BOISE -- The founder and executive director of Boise's Capital City Public Market has been fired, and board members say it's in part over accounting issues.
The board said the decision wasn't easy, but ultimately the majority of market vendors and members didn't agree with the way the business side of the market was being run under Karen Ellis.
"It's been a difficult past several months for the leadership here at the market and we've had to make some extremely difficult decisions," longtime board member and past president Kurtis Williams said. "It's difficult, but we really had to find another director that would be more pro-business and running the business the way the market needed to be run."
Board treasurer: 'Poor accounting' part of the problem
Specifically, board members including treasurer Heather Hall-Dudney, explained to KTVB that under Ellis's direction, they believe there was a lack of accounting. Some of the findings came when the Idaho Industrial Commission, which is the agency responsible for workers' compensation, began looking at records. Hall-Dudney says they found employees were being paid in cash, though no fines were assessed to Ellis or the market.
Additionally, Hall-Dudney says the market's taxes were late, some records had been found incomplete, and other problems like missing receipts had come up. The board says it realized some of that "poor accounting" when they had lawyers and accountants come in to help change the market's federal tax status to non-profit this year. The Industrial Commission's findings furthered the board's questions over finances and accounting.
"That also posed some, I would say, there wasn't good accounting information, so that just posed some questions. But in our mind, we don't feel there was any malicious intent, just poor accounting," Hall-Dudney said. "I think that we've taken the advice of our current accountant. We're certainly not going to have any late taxes filed… so I think it's learning from the past and making sure there's good checks and balances in place."
Market: Finances and books now in order
Hall-Dudney says the market's books are all in order now, and they are working with professional accountants to overhaul the accounting systems and record-keeping.
Williams described many of the problems as "growing pains" as the market grew and believes Ellis did not realize the importance of record-keeping. He says the lack of record-keeping at the market came up at board meetings, but Ellis claimed to have a handle on things.
"It just grew so fast and Karen as we've found out and as the years have gone by she has very, very poor business skills," Williams said. "She was the founder, she was generous, she played by her own rules. She lived large, she promoted, and she put on a great show, but she didn't keep records of it."
'We had to take control'
Board members say the decision to discontinue working with the market's founder was difficult, and they do not believe Ellis was malicious or doing anything illegal.
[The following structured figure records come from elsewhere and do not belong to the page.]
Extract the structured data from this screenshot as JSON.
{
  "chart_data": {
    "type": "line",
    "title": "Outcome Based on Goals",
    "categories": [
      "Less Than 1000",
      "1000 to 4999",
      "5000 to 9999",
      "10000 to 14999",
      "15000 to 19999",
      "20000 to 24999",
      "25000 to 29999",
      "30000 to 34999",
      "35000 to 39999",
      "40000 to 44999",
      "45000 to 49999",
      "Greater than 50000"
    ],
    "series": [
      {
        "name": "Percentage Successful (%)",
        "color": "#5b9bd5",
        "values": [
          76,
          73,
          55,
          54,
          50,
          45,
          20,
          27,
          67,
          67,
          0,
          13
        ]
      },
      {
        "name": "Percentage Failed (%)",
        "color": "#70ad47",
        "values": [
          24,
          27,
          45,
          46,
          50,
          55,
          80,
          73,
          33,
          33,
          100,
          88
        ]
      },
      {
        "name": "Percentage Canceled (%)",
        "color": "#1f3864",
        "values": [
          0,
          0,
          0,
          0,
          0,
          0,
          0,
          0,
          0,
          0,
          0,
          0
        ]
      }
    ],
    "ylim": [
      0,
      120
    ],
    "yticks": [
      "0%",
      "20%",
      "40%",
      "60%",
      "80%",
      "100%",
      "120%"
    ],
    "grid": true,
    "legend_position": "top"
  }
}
"Many of our families have grown up to depend on this market," Williams said. "We had to take control and make sure this thing's on solid business footing... to make sure it's around for many years to come."
The board also believes the future is bright, and things have already been internally fixed with business issues. Further, Hall-Dudney says the market probably appeared to be doing fine and believes the problems are likely a surprise to the public.
"We're a volunteer board. We come on Saturdays, run our own businesses, and it is such a great market and when you come and show up and see that the market runs so well on a Saturday, you just don't see that there's anything wrong with it," Hall-Dudney said.
Capital City Public Market plans to carry on Ellis tradition
Finally, the board says it owes Ellis a lot for founding the market and providing a vision for the market for 18 years.
"None of us would be here today if it wasn't for her. Perhaps that is what this made the decision the most difficult," Williams said.
According to the board, they plan to operate the market in such a way that customers and visitors will not notice a difference from the Saturday market tradition Ellis started.
"It'll be the same great market that she started," Hall-Dudney said. "We hope we can honor what she started and the vision that she created."
Former director responds to firing
Ellis responded to KTVB's request for comment via email. This is her statement in full:
"I am saddened that my career with the Market is ending on such a note. I am very proud of founding this market and watching it grow. It has truly become one of Boise's most iconic events as well a big economic factor to downtown Boise. Over the years I have worked with many boards of directors, all of whom I made full disclosure to and who approved the management practices. The market has grown consistently under my leadership and has been mutually beneficial to vendors, downtown businesses and the community alike. I continue to support the true mission of the Market and all who support that mission."